The Commission on Parliamentary Reform said while Holyrood was generally well-regarded, changes would result in “significant improvements” in its effectiveness and ability to act as “a more successful and stronger force for good”.
Chair John McCormick was tasked with drawing up recommendations for reform by Holyrood Presiding Officer Ken Macintosh after questions were raised about how effective Parliament committees are at scrutinising Scottish Government legislation.
It also comes at a time when MSPs are taking on new powers over income tax and welfare due to changes introduced in the 2016 Scotland Act.
Among more than 70 recommendations is a call for smaller and stronger committees led by conveners who are elected by the Parliament rather than nominated by party whips.
This approach would “emphasise the independence of committees and give conveners a mandate for pursuing their scrutiny agenda”, the commission’s final report said.
A committee engagement unit should also be set up to support committees to become more innovative and risk-taking.
Holyrood should replace the current three-stage legislative process with a five-stage process to include pre-legislative and post-legislative scrutiny, allow committees to meet at the same time as the chamber, do away with the “pointless” scripted diary questions used by party leaders to open First Minister’s Questions (FMQs) and scrap the requirement for selected questions to be published in advance of FMQs.

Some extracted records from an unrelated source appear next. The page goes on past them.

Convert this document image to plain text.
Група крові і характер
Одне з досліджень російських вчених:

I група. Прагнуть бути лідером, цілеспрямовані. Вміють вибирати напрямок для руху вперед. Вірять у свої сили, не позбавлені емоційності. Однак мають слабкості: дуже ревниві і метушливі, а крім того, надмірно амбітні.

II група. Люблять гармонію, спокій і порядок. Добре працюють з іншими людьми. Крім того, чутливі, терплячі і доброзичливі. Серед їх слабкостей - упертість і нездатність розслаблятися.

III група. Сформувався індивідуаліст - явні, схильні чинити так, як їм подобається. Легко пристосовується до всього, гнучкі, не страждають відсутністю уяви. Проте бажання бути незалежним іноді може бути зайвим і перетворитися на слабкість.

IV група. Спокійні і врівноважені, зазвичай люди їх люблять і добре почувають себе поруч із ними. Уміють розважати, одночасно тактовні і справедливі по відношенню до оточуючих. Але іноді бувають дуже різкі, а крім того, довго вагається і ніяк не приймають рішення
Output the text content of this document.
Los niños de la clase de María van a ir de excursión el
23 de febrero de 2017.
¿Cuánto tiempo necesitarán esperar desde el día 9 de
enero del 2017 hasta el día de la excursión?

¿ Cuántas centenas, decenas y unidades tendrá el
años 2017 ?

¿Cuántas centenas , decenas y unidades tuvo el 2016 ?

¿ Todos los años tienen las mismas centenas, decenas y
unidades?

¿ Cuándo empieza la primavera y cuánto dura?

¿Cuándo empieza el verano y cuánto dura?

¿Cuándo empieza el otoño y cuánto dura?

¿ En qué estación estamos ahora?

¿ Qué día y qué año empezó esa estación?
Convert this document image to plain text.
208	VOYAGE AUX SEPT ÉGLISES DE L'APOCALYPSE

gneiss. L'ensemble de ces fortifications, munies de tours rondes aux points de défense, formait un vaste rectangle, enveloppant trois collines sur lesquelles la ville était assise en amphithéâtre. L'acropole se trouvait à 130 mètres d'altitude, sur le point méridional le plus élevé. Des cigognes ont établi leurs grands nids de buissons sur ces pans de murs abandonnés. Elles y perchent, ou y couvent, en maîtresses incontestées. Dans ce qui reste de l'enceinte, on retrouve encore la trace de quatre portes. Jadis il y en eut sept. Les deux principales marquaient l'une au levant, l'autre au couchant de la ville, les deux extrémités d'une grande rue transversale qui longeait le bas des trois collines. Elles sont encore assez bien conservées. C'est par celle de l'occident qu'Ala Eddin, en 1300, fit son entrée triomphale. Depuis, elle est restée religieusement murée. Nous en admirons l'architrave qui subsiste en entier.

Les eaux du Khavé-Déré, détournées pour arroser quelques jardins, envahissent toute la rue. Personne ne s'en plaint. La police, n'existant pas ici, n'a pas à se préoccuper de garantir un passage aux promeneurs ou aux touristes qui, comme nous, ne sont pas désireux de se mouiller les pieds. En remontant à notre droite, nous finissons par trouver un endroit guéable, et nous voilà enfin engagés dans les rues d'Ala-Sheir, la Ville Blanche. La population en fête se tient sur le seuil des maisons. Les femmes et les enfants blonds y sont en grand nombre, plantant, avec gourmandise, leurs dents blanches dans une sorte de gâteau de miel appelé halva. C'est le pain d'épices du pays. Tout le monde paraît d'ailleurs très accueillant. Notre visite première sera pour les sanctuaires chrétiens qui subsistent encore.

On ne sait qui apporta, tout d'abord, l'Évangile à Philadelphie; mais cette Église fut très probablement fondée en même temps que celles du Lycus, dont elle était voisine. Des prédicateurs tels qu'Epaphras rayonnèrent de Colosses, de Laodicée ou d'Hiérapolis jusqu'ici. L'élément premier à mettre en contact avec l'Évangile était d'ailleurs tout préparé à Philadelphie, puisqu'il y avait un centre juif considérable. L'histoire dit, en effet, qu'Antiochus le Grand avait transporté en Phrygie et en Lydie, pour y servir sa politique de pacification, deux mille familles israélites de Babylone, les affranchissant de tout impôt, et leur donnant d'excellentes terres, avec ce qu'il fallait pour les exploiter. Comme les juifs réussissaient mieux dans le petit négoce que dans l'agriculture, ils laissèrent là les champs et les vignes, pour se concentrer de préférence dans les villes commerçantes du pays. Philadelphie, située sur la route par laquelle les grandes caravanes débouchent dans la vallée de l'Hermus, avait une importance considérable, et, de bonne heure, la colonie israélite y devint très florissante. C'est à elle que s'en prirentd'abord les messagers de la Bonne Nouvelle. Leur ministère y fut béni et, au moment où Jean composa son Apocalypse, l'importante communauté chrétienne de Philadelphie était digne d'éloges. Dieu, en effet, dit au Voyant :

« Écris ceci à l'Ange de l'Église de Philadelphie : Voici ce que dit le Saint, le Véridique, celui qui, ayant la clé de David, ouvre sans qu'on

Other recommendations include the parliament working with political parties and others to agree benchmarks for diversity in candidates for Scottish parliamentary elections.
The commission, which heard from more than 1,200 people including former first ministers, said the time was also right for “a wider view to be taken on what makes for good legislation” with the establishment of a legislative standards body.
Amid some calls for the number of MSPs to be increased, the report did not rule out any options but concluded “all the options to maximise the capacity of the existing Parliament must be tried before more radical proposals are considered”.
“We recognise that additional powers stretch the existing resources of the Parliament but we believe that it would not be justified to recommend a second chamber or an increase in the number of MSPs unless it can be demonstrated that the Parliament is currently working at peak efficiency,” it said.
Mr McCormick said: “The Scottish Parliament is now firmly established in Scottish life. There is no doubt, however, that there are challenges ahead.
“The political landscape of today is very different from when the Parliament was established 18 years ago.
“What we have delivered with our report is a package of reforms which will enable the Parliament to meet these challenges head-on.
“The recommendations in our report are substantial and, taken together, represent very real change in how the Parliament operates.”